Fake blogs are polluting search engines but little can be done to stop the mischief



A Blogger website

London: Is splog the new spam? That's the question being asked by an increasingly irate weblogging community as it grapples with the dodgy sites that are starting to ruin search engine results. And top of the list causing the splog explosion is Google, the search engine giant.

A splog is a spam or fake blog created to achieve a high search engine result. The splogger makes money from advertising placed in the splog — often using Google's AdSense service — or by directing visitors to e-commerce sites. Topics range from cruises and health to porn and gambling. On a cheap-looking splog about gambling, to take one example, AdSense advertisements may link to well-known betting firms. The placing of these advertisements is beyond the firms' control, and end up wasting their impact.
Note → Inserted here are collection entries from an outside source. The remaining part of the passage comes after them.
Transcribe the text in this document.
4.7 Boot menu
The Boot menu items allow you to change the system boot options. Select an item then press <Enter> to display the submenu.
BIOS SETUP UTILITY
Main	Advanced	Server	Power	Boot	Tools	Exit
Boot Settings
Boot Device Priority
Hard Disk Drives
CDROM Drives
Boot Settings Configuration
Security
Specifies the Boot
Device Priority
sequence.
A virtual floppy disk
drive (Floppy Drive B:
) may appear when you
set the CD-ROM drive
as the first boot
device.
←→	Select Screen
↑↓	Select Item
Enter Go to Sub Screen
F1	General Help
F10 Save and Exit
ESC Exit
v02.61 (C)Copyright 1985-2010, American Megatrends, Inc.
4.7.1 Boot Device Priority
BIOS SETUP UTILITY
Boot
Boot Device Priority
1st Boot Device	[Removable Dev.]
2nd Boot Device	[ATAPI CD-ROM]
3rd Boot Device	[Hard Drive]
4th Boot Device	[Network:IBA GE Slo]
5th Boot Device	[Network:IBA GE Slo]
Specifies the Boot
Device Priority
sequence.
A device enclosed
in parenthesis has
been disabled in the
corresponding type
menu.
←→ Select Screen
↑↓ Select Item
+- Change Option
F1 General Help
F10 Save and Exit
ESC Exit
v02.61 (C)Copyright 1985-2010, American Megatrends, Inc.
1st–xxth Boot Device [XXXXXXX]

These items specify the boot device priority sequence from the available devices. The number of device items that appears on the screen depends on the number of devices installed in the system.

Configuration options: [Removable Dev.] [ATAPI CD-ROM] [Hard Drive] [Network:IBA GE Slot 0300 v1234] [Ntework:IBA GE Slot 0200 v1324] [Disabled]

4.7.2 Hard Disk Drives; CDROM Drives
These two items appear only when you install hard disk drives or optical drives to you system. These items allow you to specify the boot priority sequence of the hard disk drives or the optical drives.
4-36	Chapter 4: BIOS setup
The splog issue has grown quickly and nobody knows how many there are. Tracking service Technorati, which follows 20 million blogs, says up to 8 per cent of the 70,000 blogs created every day are fake. Feedster blocks thousands a day while Splogspot.com publishes a weekly list. The latest shows 41,000, of which 34,000 are on Google's free Blogspot hosting service. Sploggers have created a money-making opportunity by tricking search engines by overusing key words and links. Such chicanery boosts the search ranking of featured pages, and draws in visitors who click on pay-per-click advertisements. Splogs can be built quickly by simple automatic scripts or programmes.

Bloggers say splogs have no value, and frustrated users find splog-infested search results contain little of value. The problem is that, unlike email filtering, they can do nothing to stop it. This is a battle Google is unlikely to win. There are always people who see the Internet as a money-making tool.